Mason President Ángel Cabrera gave opening remarks, emphasizing that hatred and discrimination is “a dangerous and painful human dynamic that doesn’t just happen in faraway places—it happens here.”
To combat discrimination, Maulden suggested the practice of “radical listening.” She explained this as “being present with the person who is speaking—consciously, intently, person-to-person, human-to-human—and suspending judgments.”
The multidisciplinary panel of Mason professors included Randi Rashkover and Maria Dakake (Religious Studies), Char Miller (Schar School of Policy and Government), Sumaiya Hamdani and Huseyin Yilmaz (History), Marc Gopin (School for Conflict Analysis and Resolution), Lisa Breglia (Global Affairs), Noura Erakat (School of Integrative Studies) and Hatim El-Hibri (Film and Media Studies in the English Department).

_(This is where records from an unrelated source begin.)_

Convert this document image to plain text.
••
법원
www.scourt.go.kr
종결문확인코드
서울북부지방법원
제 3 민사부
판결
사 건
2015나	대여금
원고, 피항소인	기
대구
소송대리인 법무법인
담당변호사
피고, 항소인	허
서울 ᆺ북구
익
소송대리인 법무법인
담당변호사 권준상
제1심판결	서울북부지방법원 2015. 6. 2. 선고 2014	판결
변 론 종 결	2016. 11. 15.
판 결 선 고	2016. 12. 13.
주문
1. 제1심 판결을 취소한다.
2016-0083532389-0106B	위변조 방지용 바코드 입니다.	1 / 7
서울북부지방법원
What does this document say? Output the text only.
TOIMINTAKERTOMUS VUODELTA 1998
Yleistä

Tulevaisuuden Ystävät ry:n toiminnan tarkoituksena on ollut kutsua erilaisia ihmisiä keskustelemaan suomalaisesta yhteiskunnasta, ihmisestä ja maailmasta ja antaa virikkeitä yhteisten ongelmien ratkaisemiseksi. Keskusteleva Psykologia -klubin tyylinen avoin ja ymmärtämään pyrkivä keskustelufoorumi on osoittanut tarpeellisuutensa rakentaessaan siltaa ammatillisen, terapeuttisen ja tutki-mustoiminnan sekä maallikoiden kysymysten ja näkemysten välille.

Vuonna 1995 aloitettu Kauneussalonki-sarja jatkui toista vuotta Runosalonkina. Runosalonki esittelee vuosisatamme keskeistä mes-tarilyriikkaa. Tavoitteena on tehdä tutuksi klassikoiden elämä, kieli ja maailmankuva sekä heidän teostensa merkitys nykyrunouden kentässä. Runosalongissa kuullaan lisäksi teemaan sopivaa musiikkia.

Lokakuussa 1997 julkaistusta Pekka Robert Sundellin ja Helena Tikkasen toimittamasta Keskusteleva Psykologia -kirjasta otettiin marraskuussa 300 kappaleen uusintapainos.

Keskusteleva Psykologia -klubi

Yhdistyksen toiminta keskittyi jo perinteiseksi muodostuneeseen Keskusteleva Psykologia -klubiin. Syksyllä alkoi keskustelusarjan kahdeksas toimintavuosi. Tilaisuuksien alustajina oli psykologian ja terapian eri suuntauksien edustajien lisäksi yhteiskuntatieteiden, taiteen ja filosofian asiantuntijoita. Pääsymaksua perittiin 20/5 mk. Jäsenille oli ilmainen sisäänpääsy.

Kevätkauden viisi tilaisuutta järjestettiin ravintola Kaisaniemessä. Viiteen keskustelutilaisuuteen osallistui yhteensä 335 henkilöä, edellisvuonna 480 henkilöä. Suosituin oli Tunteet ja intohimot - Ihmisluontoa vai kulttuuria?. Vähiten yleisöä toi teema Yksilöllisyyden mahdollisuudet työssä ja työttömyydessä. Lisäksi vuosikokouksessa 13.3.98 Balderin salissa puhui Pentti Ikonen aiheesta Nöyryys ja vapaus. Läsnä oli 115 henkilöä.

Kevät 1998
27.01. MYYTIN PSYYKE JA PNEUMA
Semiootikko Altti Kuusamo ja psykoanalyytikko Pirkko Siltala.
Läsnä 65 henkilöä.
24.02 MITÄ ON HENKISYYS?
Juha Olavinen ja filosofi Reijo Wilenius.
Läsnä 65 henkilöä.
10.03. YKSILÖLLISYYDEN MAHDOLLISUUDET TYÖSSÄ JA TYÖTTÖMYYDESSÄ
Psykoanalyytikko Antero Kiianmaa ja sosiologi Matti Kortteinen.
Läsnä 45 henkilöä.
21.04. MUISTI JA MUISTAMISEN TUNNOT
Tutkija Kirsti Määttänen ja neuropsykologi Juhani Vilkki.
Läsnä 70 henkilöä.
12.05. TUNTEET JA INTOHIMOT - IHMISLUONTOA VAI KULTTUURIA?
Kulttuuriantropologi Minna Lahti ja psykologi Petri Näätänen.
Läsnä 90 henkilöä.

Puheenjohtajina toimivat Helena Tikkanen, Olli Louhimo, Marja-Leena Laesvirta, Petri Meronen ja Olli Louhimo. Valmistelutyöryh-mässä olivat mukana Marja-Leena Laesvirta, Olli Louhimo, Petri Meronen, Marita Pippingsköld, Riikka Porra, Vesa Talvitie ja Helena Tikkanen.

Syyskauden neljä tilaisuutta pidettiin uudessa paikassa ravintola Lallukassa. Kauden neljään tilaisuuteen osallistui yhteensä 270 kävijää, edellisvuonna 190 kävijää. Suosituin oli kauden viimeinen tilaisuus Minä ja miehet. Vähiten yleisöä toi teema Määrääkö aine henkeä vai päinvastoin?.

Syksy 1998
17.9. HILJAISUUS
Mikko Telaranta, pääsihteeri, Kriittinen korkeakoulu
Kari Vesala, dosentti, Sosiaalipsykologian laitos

Each professor spoke for two minutes about the impact and dynamics of religious discrimination. Students then directed questions to the panel and discussed the issues further in breakout groups.
“I really loved that the professors addressed that we can critique anti-Semitism and Islamophobia without being critical of people,” said Leia Sabatini, a junior majoring in integrative studies.
It’s also important to acknowledge the hurt other people have gone through in order to rise above hatred and a mentality that pits groups against each other, she added.
The next discussion on religious discrimination is slated for fall 2019, Hadded said, and students will be participants on the panel.